Josephine in Little Women: Character Analysis
When we first meet Josephine “Jo” March she is a teenage girl who is hardly the prim and proper representation of the ideal young lady living in Concord, Massachusetts in the Civil War era. She is outspoken, often loudly, and quite stubborn. She has a heated temper and is highly opinionated. She is regularly vocalizing the “injustices” in the world. She, often, wishes that she could have been born a boy so that she might go off to war and fight herself. She does not see herself as the type of girl who would ever grow to be a wife and mother. She is the definition of a “tomboy.” But for all of her vices, she has many virtues. Her greatest struggles are not with immorality, but more so with conformity. Josephine March is a character who does change throughout the course of the story, as she discovers herself, but never strayed from leading a moral life.
Jo has a huge sense of loyalty to her family. The bond between her and her sisters is an immense force in her life. The March family had given up their wealth and status in society in exchange for a virtuous, more pious, existence. Jo’s gift for writing and creating stories allowed her to express her anger, her temper, and need to “act” in an artistic way, while, also, entertaining her and her sisters. Despite her feisty disposition when her family needs help she is sure to step up, like her sister, Meg, would work to help in her family’s financial struggles. When more is needed than can easily be earned she willingly sells her hair. An immoral person would never care so much or make such an obvious personal sacrifice. When her youngest sister, Amy, burns Jo’s entire manuscript in the fireplace because of a jealous temper-tantrum, Jo is enraged. She remains so for a bit. Her reaction was natural considering Amy’s selfish and childish act was completely out of line. Anyone with less moral character than Jo would have held that grudge for a long time and probably have plotted rather nasty revenge. However, her love of her sisters encouraged forgiveness and she did so. Someone who is not on a path of leading a moral life would never be so forgiving.

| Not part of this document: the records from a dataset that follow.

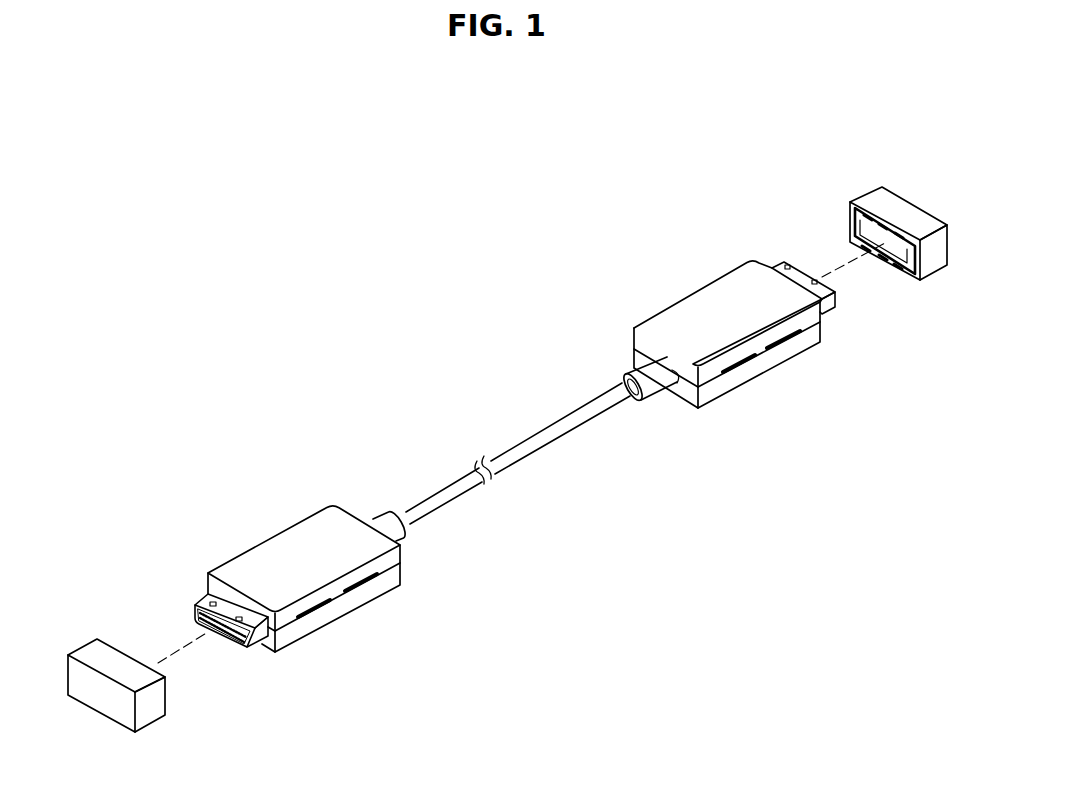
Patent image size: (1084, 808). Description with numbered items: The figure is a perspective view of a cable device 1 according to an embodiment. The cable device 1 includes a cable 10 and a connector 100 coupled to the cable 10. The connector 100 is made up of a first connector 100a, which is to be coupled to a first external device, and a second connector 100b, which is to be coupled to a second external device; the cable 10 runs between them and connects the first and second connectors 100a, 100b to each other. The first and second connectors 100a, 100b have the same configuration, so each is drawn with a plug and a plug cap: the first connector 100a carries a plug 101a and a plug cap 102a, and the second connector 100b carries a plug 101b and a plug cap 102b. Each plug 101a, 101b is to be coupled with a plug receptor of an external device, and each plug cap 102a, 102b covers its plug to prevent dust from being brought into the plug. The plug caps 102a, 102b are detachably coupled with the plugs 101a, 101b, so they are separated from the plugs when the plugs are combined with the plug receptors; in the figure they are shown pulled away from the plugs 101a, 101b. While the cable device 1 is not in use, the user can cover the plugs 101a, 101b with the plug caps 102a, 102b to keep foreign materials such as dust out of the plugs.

The cable device 1 is at (241, 326).
The cable 10 is at (537, 431).
The connector 100 is at (450, 676).
The first connector 100a is at (358, 612).
The second connector 100b is at (768, 372).
The plug 101a is at (205, 599).
The plug 101b is at (789, 262).
The plug cap 102a is at (93, 653).
The plug cap 102b is at (870, 202).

When her dearest friend Laurie proposes marriage she refuses his request. She plainly does not think that they would be a good match as a married couple; she does not believe that she would make a good wife. She cherished him as her friend, but she was not in love with him. She did not see herself in the conforming position of being a traditional wife. Not marrying a man you do not love is actually quite moral, considering that other women of her time would have happily married for money. Her frustrations with her life take her to the city where she becomes a governess for a family friend, Mrs. Kirke. Here she continues to write. But, unfortunately, is forced to write her darker fictional stories under a pen name, a man’s name. Once she meets Professor Bhaer her temperament does start to soften, and we see changes in her character. Bhaer is a German immigrant, quite educated and sophisticated, despite his disheveled appearance. He see her talents but fears that she is wasting them writing these fanciful, fictitious stories, he feels she should write from her life experiences. In spite of their age difference, she finds a deep connection with him. He is a good, decent man, of good moral fiber. Were she not as moral and thoughtful of a young woman as she was she would never have stopped to pay any notice of this unusual imported Professor.

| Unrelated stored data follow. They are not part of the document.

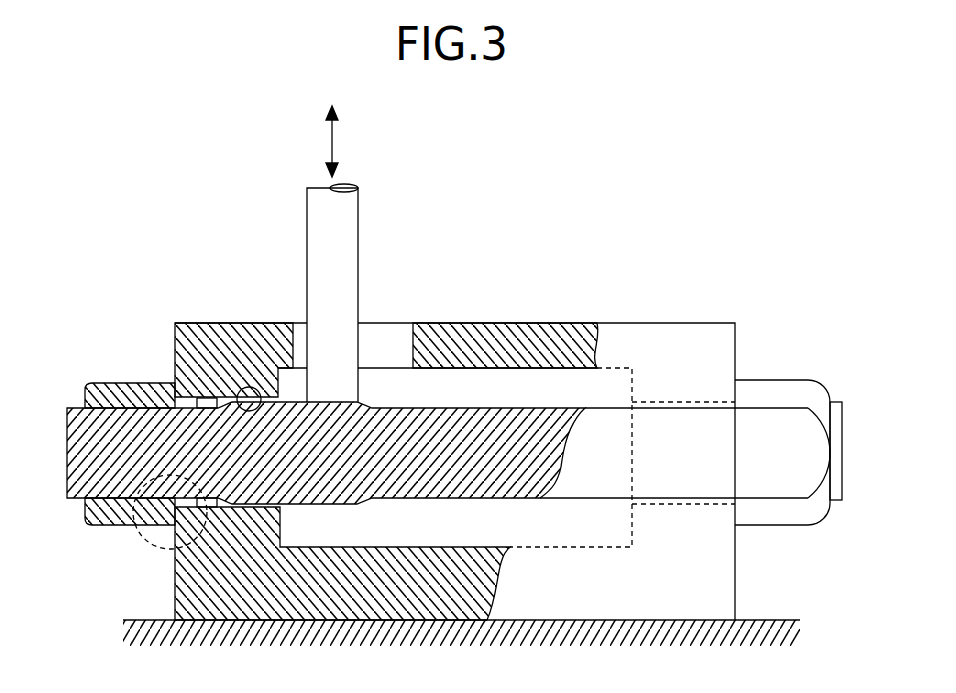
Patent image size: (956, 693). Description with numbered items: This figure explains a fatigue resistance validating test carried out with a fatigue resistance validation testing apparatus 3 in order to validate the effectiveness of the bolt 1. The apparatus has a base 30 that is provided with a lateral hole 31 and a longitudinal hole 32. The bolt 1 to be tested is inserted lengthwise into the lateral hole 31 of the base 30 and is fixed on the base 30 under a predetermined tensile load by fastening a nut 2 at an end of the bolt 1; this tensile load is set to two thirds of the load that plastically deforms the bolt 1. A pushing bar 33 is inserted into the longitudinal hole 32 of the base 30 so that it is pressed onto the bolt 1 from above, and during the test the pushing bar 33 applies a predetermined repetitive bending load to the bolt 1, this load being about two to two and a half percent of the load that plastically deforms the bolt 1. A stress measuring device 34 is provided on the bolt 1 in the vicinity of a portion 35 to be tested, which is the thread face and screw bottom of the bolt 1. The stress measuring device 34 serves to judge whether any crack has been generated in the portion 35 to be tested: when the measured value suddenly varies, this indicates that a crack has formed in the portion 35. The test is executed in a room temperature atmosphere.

The bolt 1 is at (64, 418).
The nut 2 is at (100, 525).
The fatigue resistance validation testing apparatus 3 is at (536, 306).
The base 30 is at (632, 322).
The lateral hole 31 is at (237, 392).
The longitudinal hole 32 is at (399, 322).
The pushing bar 33 is at (358, 226).
The stress measuring device 34 is at (203, 500).
The portion to be tested 35 is at (172, 548).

When Jo returns to her family home, sadly, to visit with her ailing sister Beth, before she dies, Jo has changed. She is, a bit more docile, more mature. She realizes how much she missed her family. She had struggled all her life because she did not quite fit in anywhere, so she thought, and now she realizes that home is exactly where she belonged all along. She ultimately marries the Professor and writes the story of her experiences. She found her place in the world. She finally realized that marrying, especially for love, was not conforming it was fulfilling.
In conclusion, morality is a relative concept. No one individual, culture, or belief system holds the monopoly upon it, but some things are somehow universal. When you are willing to sacrifice, willing to see value in helping others for no real tangible or physical gain, and remain loyal and loving to the family throughout your life, then you are universally moral. Jo March, as well as, her entire family, are fine examples that living without excess, wealth, status, and societal approval does not mean that joy, happiness, and fulfillment are not out of reach. Jo’s morality is reflected from the inside out, never the outside in.